[A recent post, cross-posted from Peter’s own blog.]
Towards the end of 2013 the UK saw a public controversy seemingly made to showcase the value of web archives. The Conservative Party, in what I still think was nothing more than a housekeeping exercise, moved an archive of older political speeches to a harder-to-find part of their site, and applied the robots.txt protocol to the content. As I wrote for the UK Web Archive blog at the time:
Firstly, the copies held by the Internet Archive (archive.org) were not erased or deleted – all that happened is that access to the resources was blocked. Due to the legal environment in which the Internet Archive operates, they have adopted a policy that allows web sites to use robots.txt to directly control whether the archived copies can be made available. The robots.txt protocol has no legal force but the observance of it is part of good manners in interaction online. It requests that search engines and other web crawlers such as those used by web archives do not visit or index the page. The Internet Archive policy extends the same courtesy to playback.
At some point after the content in question was removed from the original website, the party added the content in question to their robots.txt file. As the practice of the Internet Archive is to observe robots.txt retrospectively, it began to withhold its copies, which had been made before the party implemented robots.txt on the archive of speeches. Since then, the party has reversed that decision, and the Internet Archive copies are live once again.
As public engagement lead for the UK Web Archive at the time, I was happily able to use the episode to draw attention to holdings of the same content in UKWA that were not retrospectively affected by a change to the robots.txt of the original site.
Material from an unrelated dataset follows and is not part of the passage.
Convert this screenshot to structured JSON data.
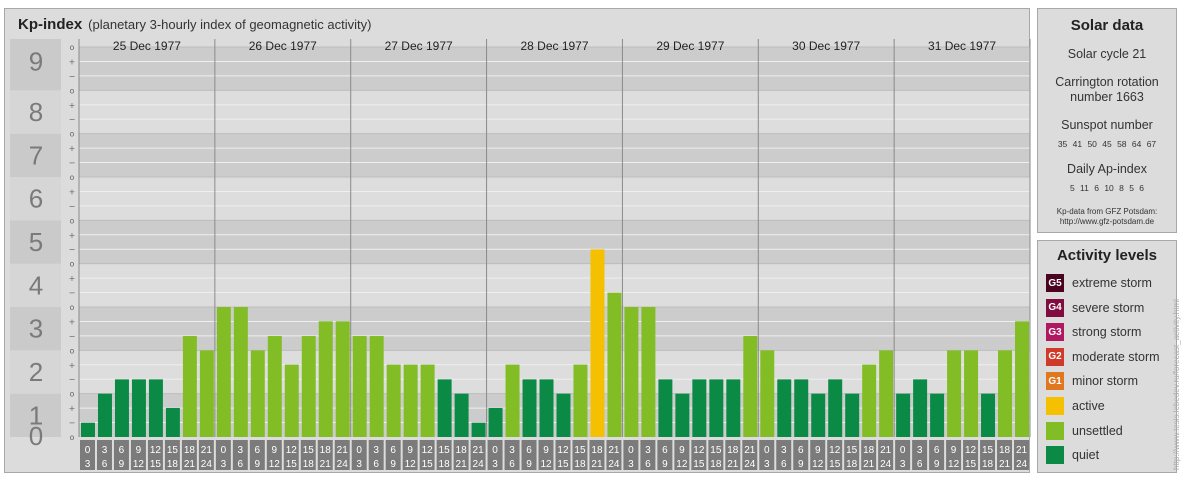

This week I’ve been prompted to think about another aspect of this issue by my own research. I’ve had occasion to spend some time looking at archived content from a political organisation in the UK, the values of which I deplore but which as scholars we need to understand. The UK Web Archive holds some data from this particular domain, but only back to 2005, and the earlier content is only available in the Internet Archive.
Some time ago I mused on a possible ‘Heisenberg principle of web archiving‘ – the idea that, as public consciousness of web archiving steadily grows, the consciousness of that fact begins to affect the behaviour of the live web. In 2012 it was hard to see how we might observe any such trend, and I don’t think we’re any closer to being able to do so. But the Conservative party episode highlights the vulnerability of content in the Internet Archive to a change in robots.txt policy by an organisation with something to hide and a new-found understanding of how web archiving works.
Put simply: the content I’ve been citing this week could later today disappear from view if the organisation concerned wanted it to, and was to come to understand how to make it happen. It is possible, in short, effectively to delete the archive – which is rather terrifying.
In the UK, at least, the danger of this is removed for content published after 2013, due to the provisions of Non-Print Legal Deposit. (And this is yet another argument for legal deposit provisions in every jurisdiction worldwide). In the meantime, as scholars, we are left with the uneasy awareness that the more we draw attention to the archive, the greater the danger to which it is exposed.